El plan estratosférico de ahorro
Después del atracón de gastos navideños y de ese septiembre en que te habías fundido el dinero en coleccionables que jamás completaste, juras que el próximo año serás responsable con tus finanzas. Pintas escenarios de ti mismo rodeado de huchas llenas, cuentas corrientes generosas y una sabiduría económica digna de un gurú de las inversiones. La cruel realidad: entrado febrero, empiezas a recibir tentadoras ofertas de rebajas y, cuando llegue marzo, surgirán imprevistos (la lavadora que deja de funcionar, el móvil que te hace ojitos con su última versión…). Para cuando termine el año, habrás cumplido una sola cosa: la certeza de que ahorrar es más difícil que intentar domar unicornios con un silbato desafinado.

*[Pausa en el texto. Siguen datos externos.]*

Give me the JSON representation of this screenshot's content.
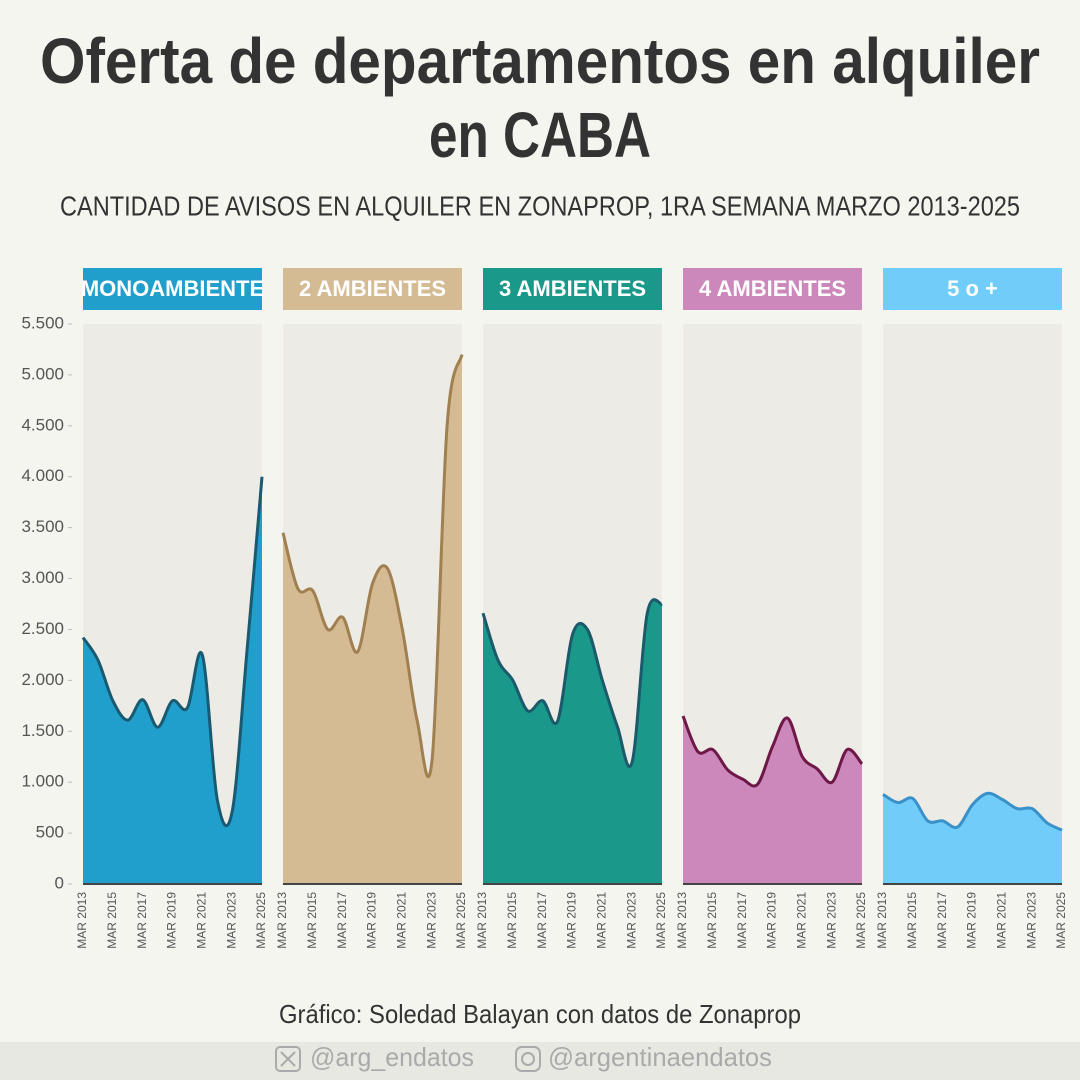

El edén literario que no leerás
Finales de diciembre: elaboras mentalmente una lista de libros que cambiarán tu vida -clásicos, novedades y hasta ensayos de misticismo-. Te imaginas saboreándolos con una taza de té humeante, envuelto en una manta que te abriga tanto el cuerpo como el alma. Pero te conoces: en cuanto abres la primera página, te distraen las notificaciones, la tele o la pura existencia de tu propia nevera… Al poco tiempo, ese precioso libro queda relegado a un mueble cualquiera, sirviendo de posavasos cuando tu inspiración inicial se ha esfumado. Y así, la torre de “pendientes de leer” crece más que tu motivación.
La gran promesa de organización
Tantos post-its, cuadernos y agendas comprados con la esperanza de “ser otra persona”: esa que archiva cada documento en la carpeta correspondiente, que planifica la semana con antelación y que sigue un horario tan perfecto que ni un reloj atómico se atrevería a contradecirlo. Sin embargo, te despiertas cualquier día de enero y lo primero que ves es tu escritorio convertido en un carnaval de papeles, tazas vacías y cables enredados. Intentas ponerle remedio, pero algo te interrumpe (¡ay, la notificación del móvil!), te dispersas y vuelves a hundirte en el caos mientras te consuelas pensando: “Bueno, al menos he conseguido ordenar algo… ¿verdad?”. (Spoiler: ni eso).
Al final, hay algo de poético en la esperanza renovada de cada enero, ese ingenuo subidón que nos impulsa a creer que, tal vez, nuestra mejor versión está a la vuelta de la esquina. Aunque, seamos sinceros, esa esquina suele estar bastante más lejos de lo que nuestros sueños nos prometieron.
¡Feliz (y un tanto irónico) año nuevo!